The G20'due south FSB has also expressed some concern for decentralized stablecoin protocols like MakerDAO'due south Dai. But despite seeing an all-time high in terms of active unique wallets during March, decentralized finance stablecoins are still also modest to pose a serious threat.

Stablecoins' office in the COVID-19 pandemic

The importance of stablecoins became evident during the March 12 crash when liquidity was central. Bitfinex, which is the almost liquid commutation in terms of club book depth, saw the most volume at the exact moment the crash started. This outweighed the volume recorded at Binance and Okex. During the crash, Bitfinex handled volumes in the magnitude of $xi.eight million worth of trades per minute.

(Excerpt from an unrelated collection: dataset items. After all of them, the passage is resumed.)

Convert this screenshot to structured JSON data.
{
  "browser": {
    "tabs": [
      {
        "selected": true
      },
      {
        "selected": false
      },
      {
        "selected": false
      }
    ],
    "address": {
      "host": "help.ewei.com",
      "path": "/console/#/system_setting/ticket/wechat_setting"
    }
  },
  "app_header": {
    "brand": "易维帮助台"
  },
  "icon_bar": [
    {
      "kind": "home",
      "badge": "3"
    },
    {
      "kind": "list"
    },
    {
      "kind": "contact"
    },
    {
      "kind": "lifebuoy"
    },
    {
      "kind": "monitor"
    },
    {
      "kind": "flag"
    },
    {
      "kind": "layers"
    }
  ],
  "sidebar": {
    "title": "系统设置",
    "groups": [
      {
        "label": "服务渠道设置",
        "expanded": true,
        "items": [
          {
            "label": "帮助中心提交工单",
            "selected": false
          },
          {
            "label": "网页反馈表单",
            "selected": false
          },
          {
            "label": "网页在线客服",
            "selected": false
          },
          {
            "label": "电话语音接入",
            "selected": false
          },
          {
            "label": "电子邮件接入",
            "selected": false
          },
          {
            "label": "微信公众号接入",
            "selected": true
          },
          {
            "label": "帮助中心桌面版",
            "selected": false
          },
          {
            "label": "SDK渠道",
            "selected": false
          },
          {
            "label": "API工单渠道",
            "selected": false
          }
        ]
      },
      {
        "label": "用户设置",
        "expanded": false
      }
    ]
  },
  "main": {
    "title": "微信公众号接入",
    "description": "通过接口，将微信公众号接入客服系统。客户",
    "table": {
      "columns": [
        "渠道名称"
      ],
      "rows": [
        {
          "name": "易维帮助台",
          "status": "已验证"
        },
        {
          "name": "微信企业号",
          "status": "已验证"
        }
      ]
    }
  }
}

However, stablecoins may as well have a office to play in the larger scheme of things, peculiarly during the electric current coronavirus pandemic. For instance, stablecoin projects like Celo and Saga aim to bring additional stability by providing an asset pegged to an underlying basket of fiat currencies. This technique tin can help individuals further hedge their bets, as they are not exposed to a unmarried country's currency, which tin can be a very attractive proposition in the current climate. Keren Orian Nadel, Saga's managing director, told Cointelegraph:

"The SGA model starts by being fully reliant on the value of a trusted basket of currencies — replicating the configuration of the IMF's SDR (Special Drawing Rights), which has been successfully trialed for over five decades now. But unlike all other stablecoins, SGA aims to eventually carve up from the SDR and get an contained currency with its own value. We believe this answers a vital demand: for the global economy to be served by a global currency tailored to its needs — and independent of whatever single nation's financial and monetary calendar."

Meanwhile, some take even suggested using stablecoins as a readily available alternative to the digital dollar for COVID-19 U.S. dollar stimulus payments. Stablecoins and cryptocurrencies alike are already providing advantages, such as the ones previously listed, for those who want to hedge against the electric current economic downturn.